Teil 1: Die Zwei Saeulen Der Reformation
Das Fundament aller Reformatoren war die Bibel. Aus ihr stammten die Wahrheiten, die zu den zwei tragenden Säulen der Reformation wurden: Christus als alleiniger Erlöser und Fürsprecher sowie die Identität des Anti-Christus, seines versteckten Widersachers.

Teil 2: Es werde Licht
Die zentrale Figur der Reformation war Martin Luther. Doch der Geist wahren Protestantismus’ ist kaum noch zu finden. Gehen Luthers Erben vor einem wiedererstarkenden Papsttum in die Knie?

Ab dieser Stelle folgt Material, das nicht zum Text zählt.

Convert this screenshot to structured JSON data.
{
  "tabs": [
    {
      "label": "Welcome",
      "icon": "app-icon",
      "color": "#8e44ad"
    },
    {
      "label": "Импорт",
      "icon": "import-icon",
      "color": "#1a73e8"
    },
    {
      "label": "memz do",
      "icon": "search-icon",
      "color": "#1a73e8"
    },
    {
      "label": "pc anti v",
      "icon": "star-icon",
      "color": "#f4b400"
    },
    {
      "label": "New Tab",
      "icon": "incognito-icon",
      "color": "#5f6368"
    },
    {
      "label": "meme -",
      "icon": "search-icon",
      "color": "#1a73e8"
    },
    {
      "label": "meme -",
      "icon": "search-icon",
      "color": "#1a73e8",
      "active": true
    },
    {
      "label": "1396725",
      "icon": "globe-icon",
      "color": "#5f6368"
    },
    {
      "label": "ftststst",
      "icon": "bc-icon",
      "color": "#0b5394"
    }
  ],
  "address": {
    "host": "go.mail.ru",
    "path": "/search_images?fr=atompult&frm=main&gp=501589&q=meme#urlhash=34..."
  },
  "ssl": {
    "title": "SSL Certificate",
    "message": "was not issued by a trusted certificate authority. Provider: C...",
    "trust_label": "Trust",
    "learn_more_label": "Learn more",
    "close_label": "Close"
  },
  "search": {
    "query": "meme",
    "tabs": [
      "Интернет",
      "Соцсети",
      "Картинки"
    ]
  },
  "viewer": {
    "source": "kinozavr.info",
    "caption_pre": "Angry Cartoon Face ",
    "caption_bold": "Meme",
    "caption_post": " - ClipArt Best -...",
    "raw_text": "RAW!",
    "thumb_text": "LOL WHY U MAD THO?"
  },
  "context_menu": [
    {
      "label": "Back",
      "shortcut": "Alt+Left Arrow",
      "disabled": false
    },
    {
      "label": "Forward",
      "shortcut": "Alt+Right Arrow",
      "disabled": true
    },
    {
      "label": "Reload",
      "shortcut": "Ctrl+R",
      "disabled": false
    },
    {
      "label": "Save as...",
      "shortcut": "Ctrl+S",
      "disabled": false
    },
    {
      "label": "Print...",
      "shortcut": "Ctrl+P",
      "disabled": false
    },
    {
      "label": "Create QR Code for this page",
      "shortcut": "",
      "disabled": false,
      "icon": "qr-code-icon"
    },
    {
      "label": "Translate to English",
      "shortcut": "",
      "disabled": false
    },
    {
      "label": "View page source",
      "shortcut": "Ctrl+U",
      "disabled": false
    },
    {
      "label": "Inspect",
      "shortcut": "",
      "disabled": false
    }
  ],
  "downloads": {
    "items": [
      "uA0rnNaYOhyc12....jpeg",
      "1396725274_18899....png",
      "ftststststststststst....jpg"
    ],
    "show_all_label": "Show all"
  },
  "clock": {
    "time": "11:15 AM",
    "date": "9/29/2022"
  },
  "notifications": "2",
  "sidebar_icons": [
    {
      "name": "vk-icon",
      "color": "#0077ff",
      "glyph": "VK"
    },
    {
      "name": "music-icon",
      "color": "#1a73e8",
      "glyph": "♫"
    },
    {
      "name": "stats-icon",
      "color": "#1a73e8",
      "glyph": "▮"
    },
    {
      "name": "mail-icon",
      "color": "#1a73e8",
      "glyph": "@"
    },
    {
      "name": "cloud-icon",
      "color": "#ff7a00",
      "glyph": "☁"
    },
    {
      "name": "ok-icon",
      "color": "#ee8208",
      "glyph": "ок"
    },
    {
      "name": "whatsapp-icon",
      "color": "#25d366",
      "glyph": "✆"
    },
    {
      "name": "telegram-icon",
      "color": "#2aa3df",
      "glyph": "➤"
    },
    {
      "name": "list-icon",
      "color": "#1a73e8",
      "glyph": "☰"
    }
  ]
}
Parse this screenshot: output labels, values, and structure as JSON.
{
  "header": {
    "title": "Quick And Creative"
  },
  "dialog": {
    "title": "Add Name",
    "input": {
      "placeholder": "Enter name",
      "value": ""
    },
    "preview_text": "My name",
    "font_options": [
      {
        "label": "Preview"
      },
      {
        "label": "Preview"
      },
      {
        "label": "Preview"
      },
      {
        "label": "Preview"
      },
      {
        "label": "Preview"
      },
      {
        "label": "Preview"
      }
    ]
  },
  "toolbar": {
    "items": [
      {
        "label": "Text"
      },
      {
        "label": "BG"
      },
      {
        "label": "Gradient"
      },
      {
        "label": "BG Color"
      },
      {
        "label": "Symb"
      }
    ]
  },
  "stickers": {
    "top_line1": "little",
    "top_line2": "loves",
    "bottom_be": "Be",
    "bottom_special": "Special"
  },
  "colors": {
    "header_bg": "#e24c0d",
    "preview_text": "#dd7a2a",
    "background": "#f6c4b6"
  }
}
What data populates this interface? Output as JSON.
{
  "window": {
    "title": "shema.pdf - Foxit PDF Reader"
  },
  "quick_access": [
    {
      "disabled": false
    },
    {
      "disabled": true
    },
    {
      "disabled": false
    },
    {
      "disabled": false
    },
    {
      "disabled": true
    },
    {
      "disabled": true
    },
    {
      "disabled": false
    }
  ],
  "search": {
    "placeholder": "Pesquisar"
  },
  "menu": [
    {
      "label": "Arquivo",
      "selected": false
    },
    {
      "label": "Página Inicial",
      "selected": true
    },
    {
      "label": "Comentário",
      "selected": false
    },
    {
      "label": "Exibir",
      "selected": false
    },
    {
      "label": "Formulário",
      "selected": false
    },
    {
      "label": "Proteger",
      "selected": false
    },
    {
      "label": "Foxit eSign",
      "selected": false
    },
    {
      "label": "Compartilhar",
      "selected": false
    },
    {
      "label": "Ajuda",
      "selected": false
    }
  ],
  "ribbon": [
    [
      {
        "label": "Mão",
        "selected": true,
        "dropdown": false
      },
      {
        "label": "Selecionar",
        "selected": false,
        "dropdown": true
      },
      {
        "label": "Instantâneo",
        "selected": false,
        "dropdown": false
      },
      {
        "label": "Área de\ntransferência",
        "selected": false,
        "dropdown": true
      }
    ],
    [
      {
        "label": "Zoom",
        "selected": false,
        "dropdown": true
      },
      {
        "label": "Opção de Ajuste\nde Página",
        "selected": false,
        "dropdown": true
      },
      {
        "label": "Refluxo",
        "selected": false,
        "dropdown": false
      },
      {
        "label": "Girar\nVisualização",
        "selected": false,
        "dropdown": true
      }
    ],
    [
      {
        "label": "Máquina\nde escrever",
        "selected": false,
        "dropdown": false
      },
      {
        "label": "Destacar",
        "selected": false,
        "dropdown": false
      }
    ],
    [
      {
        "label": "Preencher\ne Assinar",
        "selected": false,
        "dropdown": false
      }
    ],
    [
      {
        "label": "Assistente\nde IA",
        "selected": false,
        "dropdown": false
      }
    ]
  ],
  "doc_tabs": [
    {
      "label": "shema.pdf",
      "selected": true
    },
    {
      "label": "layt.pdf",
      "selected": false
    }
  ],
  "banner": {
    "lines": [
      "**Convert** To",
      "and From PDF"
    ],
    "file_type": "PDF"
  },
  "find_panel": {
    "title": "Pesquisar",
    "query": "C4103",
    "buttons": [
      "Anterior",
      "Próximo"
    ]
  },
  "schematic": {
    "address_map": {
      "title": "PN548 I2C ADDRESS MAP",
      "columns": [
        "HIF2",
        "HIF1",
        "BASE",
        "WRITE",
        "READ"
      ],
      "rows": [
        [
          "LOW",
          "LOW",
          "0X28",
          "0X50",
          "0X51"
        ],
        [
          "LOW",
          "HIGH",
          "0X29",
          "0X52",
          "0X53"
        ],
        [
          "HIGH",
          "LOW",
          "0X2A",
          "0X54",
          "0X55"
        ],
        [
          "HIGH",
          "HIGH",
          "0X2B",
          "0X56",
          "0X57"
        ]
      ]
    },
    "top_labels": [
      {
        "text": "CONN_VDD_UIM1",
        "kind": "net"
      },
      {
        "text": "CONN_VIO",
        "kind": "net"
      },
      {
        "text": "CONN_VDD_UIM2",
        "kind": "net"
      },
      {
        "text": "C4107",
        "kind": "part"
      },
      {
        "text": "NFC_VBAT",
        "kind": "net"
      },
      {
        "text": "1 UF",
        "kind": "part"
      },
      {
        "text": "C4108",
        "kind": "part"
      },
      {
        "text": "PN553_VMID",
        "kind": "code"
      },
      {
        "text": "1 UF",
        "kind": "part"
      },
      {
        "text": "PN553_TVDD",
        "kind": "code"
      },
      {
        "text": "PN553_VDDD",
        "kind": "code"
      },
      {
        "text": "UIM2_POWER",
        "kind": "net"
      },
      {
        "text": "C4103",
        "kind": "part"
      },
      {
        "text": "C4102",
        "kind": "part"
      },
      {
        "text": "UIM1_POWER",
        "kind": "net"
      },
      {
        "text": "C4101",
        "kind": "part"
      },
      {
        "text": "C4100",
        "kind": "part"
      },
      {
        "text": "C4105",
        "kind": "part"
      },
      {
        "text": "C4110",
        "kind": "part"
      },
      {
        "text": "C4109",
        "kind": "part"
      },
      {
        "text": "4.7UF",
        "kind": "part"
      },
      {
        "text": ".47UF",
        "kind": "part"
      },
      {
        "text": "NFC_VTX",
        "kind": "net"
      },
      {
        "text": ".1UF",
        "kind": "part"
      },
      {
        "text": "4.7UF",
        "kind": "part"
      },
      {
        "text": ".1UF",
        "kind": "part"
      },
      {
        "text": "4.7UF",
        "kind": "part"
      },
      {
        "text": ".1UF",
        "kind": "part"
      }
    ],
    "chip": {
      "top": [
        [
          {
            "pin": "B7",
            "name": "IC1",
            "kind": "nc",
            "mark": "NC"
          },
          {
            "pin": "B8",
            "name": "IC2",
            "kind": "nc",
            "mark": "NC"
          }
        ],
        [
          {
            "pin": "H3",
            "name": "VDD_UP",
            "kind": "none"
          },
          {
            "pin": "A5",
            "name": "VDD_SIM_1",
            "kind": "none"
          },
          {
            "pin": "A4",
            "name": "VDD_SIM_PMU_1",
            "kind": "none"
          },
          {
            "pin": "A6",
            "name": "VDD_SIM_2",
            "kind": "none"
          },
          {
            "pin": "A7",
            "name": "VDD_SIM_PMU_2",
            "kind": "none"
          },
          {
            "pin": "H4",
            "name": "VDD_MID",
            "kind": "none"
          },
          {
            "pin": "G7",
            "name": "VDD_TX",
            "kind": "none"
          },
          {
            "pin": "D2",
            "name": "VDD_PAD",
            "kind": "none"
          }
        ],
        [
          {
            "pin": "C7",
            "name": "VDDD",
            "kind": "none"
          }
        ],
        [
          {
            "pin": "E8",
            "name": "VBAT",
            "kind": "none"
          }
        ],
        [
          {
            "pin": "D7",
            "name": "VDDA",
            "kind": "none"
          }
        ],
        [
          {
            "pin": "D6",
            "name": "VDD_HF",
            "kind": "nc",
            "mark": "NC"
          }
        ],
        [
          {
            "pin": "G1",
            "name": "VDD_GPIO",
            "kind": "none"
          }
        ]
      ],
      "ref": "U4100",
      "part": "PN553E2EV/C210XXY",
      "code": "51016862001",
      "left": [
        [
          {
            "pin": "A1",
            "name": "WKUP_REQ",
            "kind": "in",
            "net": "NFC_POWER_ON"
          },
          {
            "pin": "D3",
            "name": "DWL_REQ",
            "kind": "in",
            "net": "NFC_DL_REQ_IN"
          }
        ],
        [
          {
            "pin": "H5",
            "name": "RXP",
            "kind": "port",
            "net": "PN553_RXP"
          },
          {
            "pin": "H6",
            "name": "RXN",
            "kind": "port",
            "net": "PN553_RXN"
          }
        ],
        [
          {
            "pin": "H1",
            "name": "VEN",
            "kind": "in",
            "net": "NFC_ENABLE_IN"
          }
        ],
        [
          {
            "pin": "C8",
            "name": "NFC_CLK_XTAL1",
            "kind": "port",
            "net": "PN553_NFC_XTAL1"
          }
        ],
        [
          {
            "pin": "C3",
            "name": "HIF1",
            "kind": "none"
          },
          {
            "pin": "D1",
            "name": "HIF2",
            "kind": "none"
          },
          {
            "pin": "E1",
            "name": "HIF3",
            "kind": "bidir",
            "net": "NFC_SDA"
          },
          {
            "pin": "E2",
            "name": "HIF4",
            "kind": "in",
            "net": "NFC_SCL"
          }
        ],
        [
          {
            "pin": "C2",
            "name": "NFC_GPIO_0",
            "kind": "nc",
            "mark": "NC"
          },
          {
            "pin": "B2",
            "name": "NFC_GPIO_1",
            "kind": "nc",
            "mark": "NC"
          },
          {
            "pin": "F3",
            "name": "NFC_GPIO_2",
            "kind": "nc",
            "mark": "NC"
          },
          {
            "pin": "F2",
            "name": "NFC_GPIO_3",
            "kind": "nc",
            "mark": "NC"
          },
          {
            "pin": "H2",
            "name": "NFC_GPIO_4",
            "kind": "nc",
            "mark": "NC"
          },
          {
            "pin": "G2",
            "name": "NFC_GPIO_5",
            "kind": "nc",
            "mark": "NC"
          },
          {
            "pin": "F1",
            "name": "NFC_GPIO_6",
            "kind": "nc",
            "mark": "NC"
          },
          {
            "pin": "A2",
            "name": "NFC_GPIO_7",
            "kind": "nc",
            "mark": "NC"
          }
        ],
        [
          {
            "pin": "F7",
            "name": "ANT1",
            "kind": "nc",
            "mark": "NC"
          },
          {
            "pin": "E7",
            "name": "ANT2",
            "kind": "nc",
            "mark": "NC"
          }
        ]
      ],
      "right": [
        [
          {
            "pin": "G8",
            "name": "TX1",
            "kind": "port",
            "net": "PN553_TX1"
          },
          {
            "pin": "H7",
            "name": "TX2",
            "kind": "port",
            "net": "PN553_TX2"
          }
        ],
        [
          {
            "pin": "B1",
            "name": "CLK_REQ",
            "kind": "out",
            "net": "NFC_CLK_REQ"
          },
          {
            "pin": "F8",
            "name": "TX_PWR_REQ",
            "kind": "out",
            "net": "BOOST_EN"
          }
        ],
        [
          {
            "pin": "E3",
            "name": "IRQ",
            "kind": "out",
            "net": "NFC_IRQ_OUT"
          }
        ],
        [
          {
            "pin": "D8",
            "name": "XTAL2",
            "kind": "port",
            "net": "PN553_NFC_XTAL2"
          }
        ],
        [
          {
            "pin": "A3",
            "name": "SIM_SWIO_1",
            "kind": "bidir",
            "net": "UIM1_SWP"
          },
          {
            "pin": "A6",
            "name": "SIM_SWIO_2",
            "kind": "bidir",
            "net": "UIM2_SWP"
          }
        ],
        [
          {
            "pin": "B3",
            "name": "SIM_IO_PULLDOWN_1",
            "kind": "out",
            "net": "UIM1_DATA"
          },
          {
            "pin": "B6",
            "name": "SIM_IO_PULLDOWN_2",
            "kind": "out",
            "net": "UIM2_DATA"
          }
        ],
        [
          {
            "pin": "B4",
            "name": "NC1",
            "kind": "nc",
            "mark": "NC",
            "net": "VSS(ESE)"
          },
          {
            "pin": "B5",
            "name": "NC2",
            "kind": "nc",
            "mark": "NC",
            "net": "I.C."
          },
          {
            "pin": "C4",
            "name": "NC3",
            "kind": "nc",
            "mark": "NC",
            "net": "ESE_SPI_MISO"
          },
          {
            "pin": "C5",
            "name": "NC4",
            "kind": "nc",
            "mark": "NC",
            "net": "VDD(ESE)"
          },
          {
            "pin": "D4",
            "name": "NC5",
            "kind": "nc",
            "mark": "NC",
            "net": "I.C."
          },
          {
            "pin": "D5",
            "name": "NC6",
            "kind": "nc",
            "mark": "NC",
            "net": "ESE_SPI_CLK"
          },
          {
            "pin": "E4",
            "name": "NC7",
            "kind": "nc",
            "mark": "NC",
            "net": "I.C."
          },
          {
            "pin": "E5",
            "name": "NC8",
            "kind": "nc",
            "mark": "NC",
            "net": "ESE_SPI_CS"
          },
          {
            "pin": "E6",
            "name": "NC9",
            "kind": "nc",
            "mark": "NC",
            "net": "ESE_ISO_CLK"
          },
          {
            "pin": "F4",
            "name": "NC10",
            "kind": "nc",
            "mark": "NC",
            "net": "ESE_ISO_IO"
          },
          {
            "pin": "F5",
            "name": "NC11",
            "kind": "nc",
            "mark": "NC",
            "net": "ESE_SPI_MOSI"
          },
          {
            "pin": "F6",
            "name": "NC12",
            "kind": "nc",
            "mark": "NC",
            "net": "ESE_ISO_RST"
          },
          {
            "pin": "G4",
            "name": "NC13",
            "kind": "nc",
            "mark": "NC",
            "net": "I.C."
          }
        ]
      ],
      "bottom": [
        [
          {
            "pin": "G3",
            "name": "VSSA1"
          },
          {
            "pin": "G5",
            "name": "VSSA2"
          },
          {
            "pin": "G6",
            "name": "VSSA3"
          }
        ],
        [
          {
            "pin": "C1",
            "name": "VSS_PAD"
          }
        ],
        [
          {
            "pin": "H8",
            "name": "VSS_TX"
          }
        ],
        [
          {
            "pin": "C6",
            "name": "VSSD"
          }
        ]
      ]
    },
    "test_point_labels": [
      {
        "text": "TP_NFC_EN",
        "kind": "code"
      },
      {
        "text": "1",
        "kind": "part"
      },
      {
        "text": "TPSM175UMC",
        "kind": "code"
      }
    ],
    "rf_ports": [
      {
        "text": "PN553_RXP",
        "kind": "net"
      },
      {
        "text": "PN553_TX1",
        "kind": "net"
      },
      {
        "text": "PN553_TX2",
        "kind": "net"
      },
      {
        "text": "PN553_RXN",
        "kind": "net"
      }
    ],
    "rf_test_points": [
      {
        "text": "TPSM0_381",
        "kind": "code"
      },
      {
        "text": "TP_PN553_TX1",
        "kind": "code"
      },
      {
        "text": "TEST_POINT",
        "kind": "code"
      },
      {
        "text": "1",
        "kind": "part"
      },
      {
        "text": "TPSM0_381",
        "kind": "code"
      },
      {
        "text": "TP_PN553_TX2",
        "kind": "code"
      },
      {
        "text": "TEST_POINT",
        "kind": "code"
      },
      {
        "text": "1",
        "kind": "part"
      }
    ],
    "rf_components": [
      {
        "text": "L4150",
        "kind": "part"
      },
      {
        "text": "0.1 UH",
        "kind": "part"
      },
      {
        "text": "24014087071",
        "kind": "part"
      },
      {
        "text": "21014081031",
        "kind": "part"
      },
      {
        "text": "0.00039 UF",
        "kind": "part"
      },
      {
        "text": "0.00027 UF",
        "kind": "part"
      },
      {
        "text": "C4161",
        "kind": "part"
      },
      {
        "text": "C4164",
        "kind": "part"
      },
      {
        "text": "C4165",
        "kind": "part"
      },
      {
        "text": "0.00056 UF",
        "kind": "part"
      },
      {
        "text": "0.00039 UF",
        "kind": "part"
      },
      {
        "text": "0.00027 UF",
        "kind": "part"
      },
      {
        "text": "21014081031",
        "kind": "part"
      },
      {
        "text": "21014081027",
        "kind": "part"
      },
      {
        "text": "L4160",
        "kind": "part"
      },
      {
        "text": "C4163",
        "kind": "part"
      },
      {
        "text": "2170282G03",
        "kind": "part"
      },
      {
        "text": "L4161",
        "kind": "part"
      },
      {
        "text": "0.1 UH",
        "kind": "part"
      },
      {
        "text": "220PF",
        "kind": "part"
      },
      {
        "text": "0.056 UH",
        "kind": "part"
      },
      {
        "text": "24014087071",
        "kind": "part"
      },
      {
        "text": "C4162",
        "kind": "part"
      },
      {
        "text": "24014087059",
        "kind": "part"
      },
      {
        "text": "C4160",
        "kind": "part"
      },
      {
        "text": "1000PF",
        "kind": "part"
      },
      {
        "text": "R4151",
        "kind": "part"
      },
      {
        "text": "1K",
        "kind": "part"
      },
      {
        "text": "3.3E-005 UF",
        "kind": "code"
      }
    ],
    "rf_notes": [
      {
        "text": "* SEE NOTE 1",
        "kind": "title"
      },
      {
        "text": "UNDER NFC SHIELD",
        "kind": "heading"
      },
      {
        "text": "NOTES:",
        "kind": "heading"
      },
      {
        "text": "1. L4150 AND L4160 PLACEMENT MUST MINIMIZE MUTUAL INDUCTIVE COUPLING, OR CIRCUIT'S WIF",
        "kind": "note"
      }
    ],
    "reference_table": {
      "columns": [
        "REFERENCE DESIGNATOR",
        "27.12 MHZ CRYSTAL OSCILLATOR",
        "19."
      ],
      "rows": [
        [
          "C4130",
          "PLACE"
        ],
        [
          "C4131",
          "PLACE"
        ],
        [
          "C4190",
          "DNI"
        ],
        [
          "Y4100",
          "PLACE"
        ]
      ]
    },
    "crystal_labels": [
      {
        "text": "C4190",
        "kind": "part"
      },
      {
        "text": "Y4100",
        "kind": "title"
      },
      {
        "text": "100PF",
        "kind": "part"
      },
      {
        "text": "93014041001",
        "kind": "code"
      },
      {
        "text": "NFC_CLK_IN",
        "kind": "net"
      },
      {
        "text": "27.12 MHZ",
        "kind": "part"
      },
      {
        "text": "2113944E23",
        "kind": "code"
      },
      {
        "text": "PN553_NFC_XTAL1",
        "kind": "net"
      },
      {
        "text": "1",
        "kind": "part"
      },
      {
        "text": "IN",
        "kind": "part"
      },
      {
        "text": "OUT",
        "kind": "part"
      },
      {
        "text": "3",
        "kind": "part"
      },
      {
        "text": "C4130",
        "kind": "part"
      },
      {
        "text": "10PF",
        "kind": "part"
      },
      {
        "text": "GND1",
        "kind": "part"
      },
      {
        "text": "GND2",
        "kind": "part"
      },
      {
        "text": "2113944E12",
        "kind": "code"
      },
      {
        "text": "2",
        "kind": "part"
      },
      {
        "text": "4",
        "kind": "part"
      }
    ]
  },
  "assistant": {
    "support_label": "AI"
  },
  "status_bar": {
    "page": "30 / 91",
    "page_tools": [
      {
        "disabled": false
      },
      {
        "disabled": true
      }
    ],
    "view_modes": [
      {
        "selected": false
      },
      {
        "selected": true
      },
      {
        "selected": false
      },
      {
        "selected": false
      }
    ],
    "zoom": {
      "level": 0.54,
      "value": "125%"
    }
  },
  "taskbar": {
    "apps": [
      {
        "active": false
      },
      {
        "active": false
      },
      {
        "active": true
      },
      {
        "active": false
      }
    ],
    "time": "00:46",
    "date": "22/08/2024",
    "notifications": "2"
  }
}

Teil 3: Der vierte Mann im Feuer
Die Reformation hat bekräftigt, dass nur in Jesus Christus erlösende Macht zu finden ist, weil er Gottes Sohn ist. Dieser einzigartige Anspruch muss in der ökumenischen Bewegung in den Hintergrund gedrängt werden, will man ein gleichrangiges Miteinander aller Religionen erreichen. Die Treue der Nachfolger Jesu steht vor einer Feuerprobe, doch wie damals in Babylon wird Christus „der vierte Mann im Feuer“ sein.



Teil 4: Israels Erbe
Spätestens seit der Gründung des Staates Israel ist das jüdische Land im Brennpunkt politischen und religiösen Interesses. Jüdische Kultur, Feste und Traditionen werden wiederentdeckt, moderne Israel-Bewegungen blühen, messianische Juden bilden ein Bindeglied zwischen Judentum und Christentum. Wie ist all dies biblisch einzuordnen? Wer sind wirklich „Israels Erben“?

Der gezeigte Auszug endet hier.